Nous avons pu parler un moment avec The Young Gods pendant la seule date suisse de leur tournée actuelle, qui inclut aussi Londres, Berlin, Prague et Varsovie. Le rendez-vous est à la Tour-de-Peiltz pour le premier jour du festival Nox Orae, qui les présente en tête d’affiche ce soir-là. Au répertoire, le groupe fribourgeois annonce surtout des morceaux du premier album de 1987 -qu’ils viennent de rééditer l’année dernière et qui fait l’objet de cette réunion avec Cesare Pizzi, clavier de la formation originale- ainsi que du deuxième, L’EAU ROUGE (1989).
C’est une belle occasion pour rencontrer un groupe suisse quasi légendaire qui a 28 ans de carrière dans le corps et qui a été, en plus, une source d’inspiration pour des musiciens helvétiques plus jeunes, en démontrant qu’il était possible de transpercer les frontières tout en restant fidèle à soi-même. La discussion a lieu sous la tente qui fait office de backstage du festival, avec Franz «Muse» Treichler (voix) et Bernard Trontin (batterie), comme interlocuteurs.

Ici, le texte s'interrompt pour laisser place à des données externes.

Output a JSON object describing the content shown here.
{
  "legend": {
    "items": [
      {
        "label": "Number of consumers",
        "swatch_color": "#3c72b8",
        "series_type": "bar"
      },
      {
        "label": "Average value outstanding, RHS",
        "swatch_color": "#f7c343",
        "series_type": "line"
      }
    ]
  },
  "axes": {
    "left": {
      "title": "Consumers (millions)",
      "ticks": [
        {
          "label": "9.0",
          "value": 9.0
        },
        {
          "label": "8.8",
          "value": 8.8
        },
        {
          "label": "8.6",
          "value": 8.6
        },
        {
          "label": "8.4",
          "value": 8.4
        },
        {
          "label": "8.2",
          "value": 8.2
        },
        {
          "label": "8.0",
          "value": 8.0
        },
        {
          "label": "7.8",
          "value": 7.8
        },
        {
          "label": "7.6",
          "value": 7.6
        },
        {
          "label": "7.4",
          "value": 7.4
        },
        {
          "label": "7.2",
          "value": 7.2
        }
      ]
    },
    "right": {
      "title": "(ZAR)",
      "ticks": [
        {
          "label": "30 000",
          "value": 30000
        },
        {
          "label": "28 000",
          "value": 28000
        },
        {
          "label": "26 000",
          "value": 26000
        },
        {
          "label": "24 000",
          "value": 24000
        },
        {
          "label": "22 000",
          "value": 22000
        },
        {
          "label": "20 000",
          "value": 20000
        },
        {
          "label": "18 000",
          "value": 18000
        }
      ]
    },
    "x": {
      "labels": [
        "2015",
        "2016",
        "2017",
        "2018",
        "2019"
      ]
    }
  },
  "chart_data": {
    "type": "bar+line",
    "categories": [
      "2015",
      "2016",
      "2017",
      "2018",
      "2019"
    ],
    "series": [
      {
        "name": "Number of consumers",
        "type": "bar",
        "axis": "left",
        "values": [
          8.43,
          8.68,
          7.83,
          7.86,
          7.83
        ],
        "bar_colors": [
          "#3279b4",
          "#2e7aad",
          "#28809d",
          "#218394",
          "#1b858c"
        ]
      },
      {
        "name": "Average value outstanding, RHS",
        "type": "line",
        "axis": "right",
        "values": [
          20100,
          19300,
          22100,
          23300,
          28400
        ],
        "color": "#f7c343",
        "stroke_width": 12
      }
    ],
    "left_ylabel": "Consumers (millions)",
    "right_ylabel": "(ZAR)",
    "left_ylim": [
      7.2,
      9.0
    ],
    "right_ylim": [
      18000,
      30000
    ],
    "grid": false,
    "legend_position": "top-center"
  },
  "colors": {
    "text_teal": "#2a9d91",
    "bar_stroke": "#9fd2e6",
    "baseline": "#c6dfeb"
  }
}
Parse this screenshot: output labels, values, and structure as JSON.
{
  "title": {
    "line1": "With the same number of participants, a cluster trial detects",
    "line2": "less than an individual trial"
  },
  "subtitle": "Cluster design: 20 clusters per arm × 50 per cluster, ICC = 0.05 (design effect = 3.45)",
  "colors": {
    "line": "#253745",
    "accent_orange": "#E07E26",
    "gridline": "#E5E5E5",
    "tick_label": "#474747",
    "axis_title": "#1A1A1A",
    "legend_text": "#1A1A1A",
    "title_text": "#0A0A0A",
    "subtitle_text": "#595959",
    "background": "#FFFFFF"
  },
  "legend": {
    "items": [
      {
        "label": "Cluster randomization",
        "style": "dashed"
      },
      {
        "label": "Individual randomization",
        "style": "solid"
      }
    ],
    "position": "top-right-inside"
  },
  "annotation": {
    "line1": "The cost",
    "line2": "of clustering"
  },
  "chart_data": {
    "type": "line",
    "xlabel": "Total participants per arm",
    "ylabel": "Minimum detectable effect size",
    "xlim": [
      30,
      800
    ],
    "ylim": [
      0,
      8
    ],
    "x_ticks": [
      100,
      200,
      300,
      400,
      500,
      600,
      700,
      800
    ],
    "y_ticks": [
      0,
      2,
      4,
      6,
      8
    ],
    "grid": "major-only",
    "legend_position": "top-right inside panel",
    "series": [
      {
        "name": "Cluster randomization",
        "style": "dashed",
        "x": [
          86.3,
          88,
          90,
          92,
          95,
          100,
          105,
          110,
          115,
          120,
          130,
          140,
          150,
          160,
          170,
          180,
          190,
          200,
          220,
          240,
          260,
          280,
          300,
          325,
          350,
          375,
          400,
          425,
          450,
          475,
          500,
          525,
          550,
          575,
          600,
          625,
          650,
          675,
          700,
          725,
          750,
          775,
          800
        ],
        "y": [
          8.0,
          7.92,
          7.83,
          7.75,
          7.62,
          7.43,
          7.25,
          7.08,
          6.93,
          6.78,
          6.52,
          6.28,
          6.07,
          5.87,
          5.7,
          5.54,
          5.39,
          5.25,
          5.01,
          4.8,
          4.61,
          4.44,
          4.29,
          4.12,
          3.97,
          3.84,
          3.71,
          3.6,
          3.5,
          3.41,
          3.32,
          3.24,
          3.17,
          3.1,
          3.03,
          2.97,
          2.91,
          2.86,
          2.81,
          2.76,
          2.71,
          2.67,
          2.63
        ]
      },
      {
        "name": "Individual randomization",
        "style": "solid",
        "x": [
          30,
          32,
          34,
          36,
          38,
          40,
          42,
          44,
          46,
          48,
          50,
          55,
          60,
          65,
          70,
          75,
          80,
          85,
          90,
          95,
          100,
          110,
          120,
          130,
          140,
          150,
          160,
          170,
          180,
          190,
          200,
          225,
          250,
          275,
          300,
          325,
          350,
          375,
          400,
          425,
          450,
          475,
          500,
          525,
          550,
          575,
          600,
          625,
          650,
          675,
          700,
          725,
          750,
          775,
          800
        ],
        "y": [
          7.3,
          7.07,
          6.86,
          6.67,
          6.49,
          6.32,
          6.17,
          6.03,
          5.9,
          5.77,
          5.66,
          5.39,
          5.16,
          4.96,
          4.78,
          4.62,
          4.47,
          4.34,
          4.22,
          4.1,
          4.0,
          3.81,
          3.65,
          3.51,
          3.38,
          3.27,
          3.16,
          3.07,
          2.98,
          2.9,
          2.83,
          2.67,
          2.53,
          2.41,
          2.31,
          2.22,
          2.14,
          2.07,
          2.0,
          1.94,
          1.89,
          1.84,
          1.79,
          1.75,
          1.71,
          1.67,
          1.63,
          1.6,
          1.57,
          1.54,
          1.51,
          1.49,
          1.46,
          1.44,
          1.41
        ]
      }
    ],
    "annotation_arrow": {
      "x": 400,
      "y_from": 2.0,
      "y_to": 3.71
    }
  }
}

Catalogués dans un style dit ‘post-industriel’, en référence à leur utilisation de samplers et de rythmiques mécaniques, la musique des premiers Young Gods semble aussi venue d’ailleurs que lorsqu’elle a été créée, aussi décalée et bizarre, aussi tribale et intense. Les fribourgeois proviennent d’une époque où il n’y avait rien et tout était à inventer au niveau des structures.
Lords of Rock: Vous avez une très longue carrière…comment est-ce que tu as vécu mener le groupe pendant tellement d’années?
Franz Teichler: Tu sais, de toutes façons, vu que ça s’est étalé dans le temps, il y a eu aussi beaucoup de périodes différentes. On a commencé en 1985. Comment est-ce que je ressent ça maintenant? Ce qui est marrant c’est qu’il y a eu différentes étapes et chacune d’entre elles a entrainé sa propre problématique. Au début, notre problème était d’arriver à trouver des concerts, grosso modo, car on était un petit groupe qui commence. Après, notre soucis était de trouver un contrat, et puis un management. Après, les équipes elles changent, il y a des musiciens qui arrêtent… Maintenant, on est dans une situation où on a Bernard (batterie) qui est père de famille et Alain (sampler) ne sait plus trop s’il va continuer, parce qu’il a aussi des enfants qui ont 18 ans. Tu vois, chaque période a ses propres préoccupations. Tu les sens venir et tu évolue ensemble mais c’est vrai que la dernière formation qu’on a eu, avant celle-ci -qui est la formation originale avec le clavier des 2 premiers disques, car on vient de rééditer le premier-, avec Bernard, Alain, Vincent à la guitare et moi est entrain de capoter. En fait, on est surtout les deux avec Bernard, donc chaque période est particulière.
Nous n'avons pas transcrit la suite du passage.